Will checkout these Faulu guys.
maka
#10 Posted : Friday, December 28, 2012 11:10:07 AM
Rank: Elder

Joined: 4/22/2010
Posts: 11,522
Location: Nairobi
ChessMaster wrote:
@Ngong - I had also thought of the same thing but using bonds instead to reduce the loan payments and possibly make a profit.But then I remembered bonds are instruments that reward/punish you if interests rates change.Using the example you have given you won't pay 5.75% for the loan.You will actually have a loss.

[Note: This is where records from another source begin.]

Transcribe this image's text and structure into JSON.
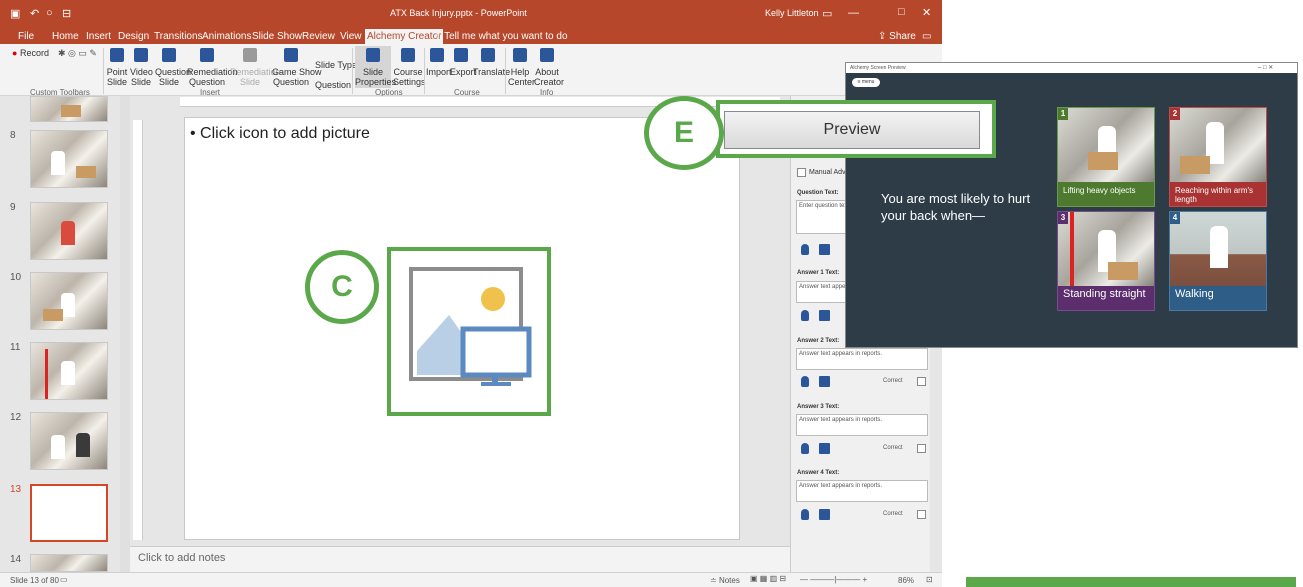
{
  "colors": {
    "ppt_accent": "#b7472a",
    "callout_green": "#5aa84a",
    "card1": "#4e7a2f",
    "card2": "#a93232",
    "card3": "#5d2e6e",
    "card4": "#2e5d87"
  },
  "window": {
    "title": "ATX Back Injury.pptx - PowerPoint",
    "user": "Kelly Littleton",
    "share": "Share"
  },
  "tabs": [
    "File",
    "Home",
    "Insert",
    "Design",
    "Transitions",
    "Animations",
    "Slide Show",
    "Review",
    "View",
    "Alchemy Creator"
  ],
  "tell_me": "Tell me what you want to do",
  "ribbon": {
    "record": "Record",
    "custom_toolbars": "Custom Toolbars",
    "insert": {
      "point_slide": [
        "Point",
        "Slide"
      ],
      "video_slide": [
        "Video",
        "Slide"
      ],
      "question_slide": [
        "Question",
        "Slide"
      ],
      "remediation_question": [
        "Remediation",
        "Question"
      ],
      "remediation_slide": [
        "Remediation",
        "Slide"
      ],
      "game_show_question": [
        "Game Show",
        "Question"
      ],
      "group": "Insert"
    },
    "slide_type": {
      "label": "Slide Type:",
      "value": "Question"
    },
    "options": {
      "slide_properties": [
        "Slide",
        "Properties"
      ],
      "course_settings": [
        "Course",
        "Settings"
      ],
      "group": "Options"
    },
    "course": {
      "import": "Import",
      "export": "Export",
      "translate": "Translate",
      "group": "Course"
    },
    "info": {
      "help_center": [
        "Help",
        "Center"
      ],
      "about_creator": [
        "About",
        "Creator"
      ],
      "group": "Info"
    }
  },
  "thumbnails": {
    "numbers": [
      "8",
      "9",
      "10",
      "11",
      "12",
      "13",
      "14"
    ]
  },
  "slide": {
    "bullet": "• Click icon to add picture"
  },
  "notes_placeholder": "Click to add notes",
  "status": {
    "slide_count": "Slide 13 of 80",
    "notes": "Notes",
    "zoom": "86%"
  },
  "pane": {
    "manual_advance": "Manual Advanc",
    "question_label": "Question Text:",
    "question_box": "Enter question text. will appear in report",
    "answer1_label": "Answer 1 Text:",
    "answer1_box": "Answer text appears",
    "answer2_label": "Answer 2 Text:",
    "answer2_box": "Answer text appears in reports.",
    "answer3_label": "Answer 3 Text:",
    "answer3_box": "Answer text appears in reports.",
    "answer4_label": "Answer 4 Text:",
    "answer4_box": "Answer text appears in reports.",
    "correct": "Correct"
  },
  "callouts": {
    "c": "C",
    "e": "E"
  },
  "preview_button": "Preview",
  "preview_window": {
    "title": "Alchemy Screen Preview",
    "menu": "menu",
    "question": "You are most likely to hurt your back when—",
    "cards": [
      {
        "num": "1",
        "label": "Lifting heavy objects"
      },
      {
        "num": "2",
        "label": "Reaching within arm's length"
      },
      {
        "num": "3",
        "label": "Standing straight"
      },
      {
        "num": "4",
        "label": "Walking"
      }
    ]
  }
}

Here's how,with loan and without loan:

Without loan
Fixed Account Amount = 1,000,000
Interest Rate = 10.25%
After One Year Total = 1,000,000*(1+.1025) = 1,102,500
Profit = 102,500

With loan of 80% of deposit
Fixed Account Amount = 1,000,000
Interest Rate = 10.25%
20% deposit(200,000) = 200,000*(1+0.1025) = 224,000
Profit on 20% = 24,000
80% deposit(800,000) = 800,000*(1+0.1025) = 896,000
Profit on 80% = 96,000
Total Profit = 96,000 + 24,000 = 120,000
Loan Calculations
Principal Amount(80%)= 1,000,000*0.8 = 800,000
Loan + Interest = 800,000*(1+.016) = 928,000
Interest Amount = 928,000 - 800,000 = 128,000

End loss = 120,000 - 128,000 = -8,000

The reason I separated the loan part into 800,000 and 200,000 is to make it easier to match the 800,000 loan with the 800,000 in the fixed deposit.End of the day you have paid the bank 8,000 when you could have earned 102,500.

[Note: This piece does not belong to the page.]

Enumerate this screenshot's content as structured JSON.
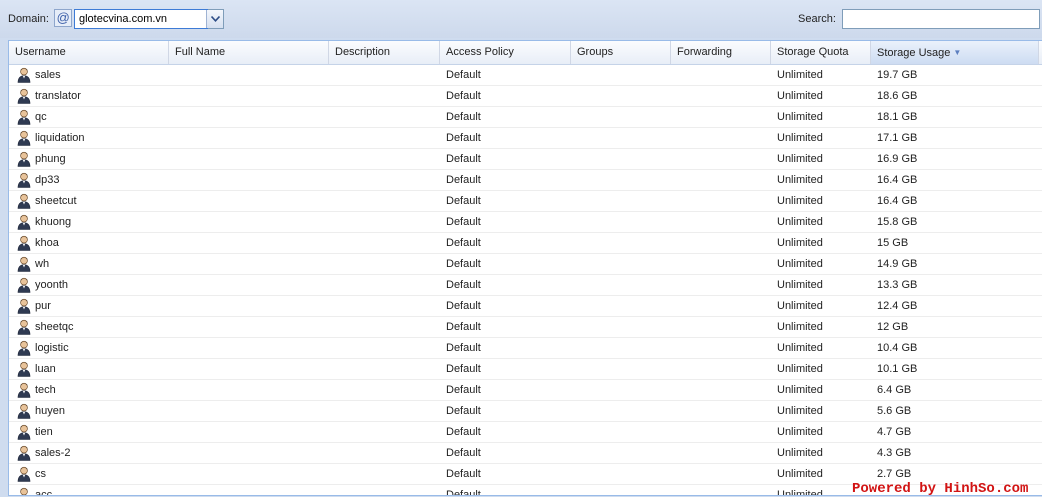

...@chess master unless you sell your bond before it matures thats the only time current interest rates can affect the bond price,rem your coupon is fixed no matter how rates flactuate unless of course its an FRN...there are formulae to calculate the value of a bond at a gvn time e.g Japanese gross redemption yield...i looked at the problem this way;if @ Ngong took 800,000 from a commercial bank @ 16% for 5 years (btw the duration really matters) it means he will pay a sum of 19,454.45,totalling to 1,167,267 this means that 145.90% of the amount borrowed is what will be paid in the end...if he deposits another 100000
in a fxd deposit account @ 10.25% he will be making,102,500,monthly that equates to 8,541.67...meaning he will be required to pay 19,454.45 - 8,541.67 = 10,912.78 per month for his loan.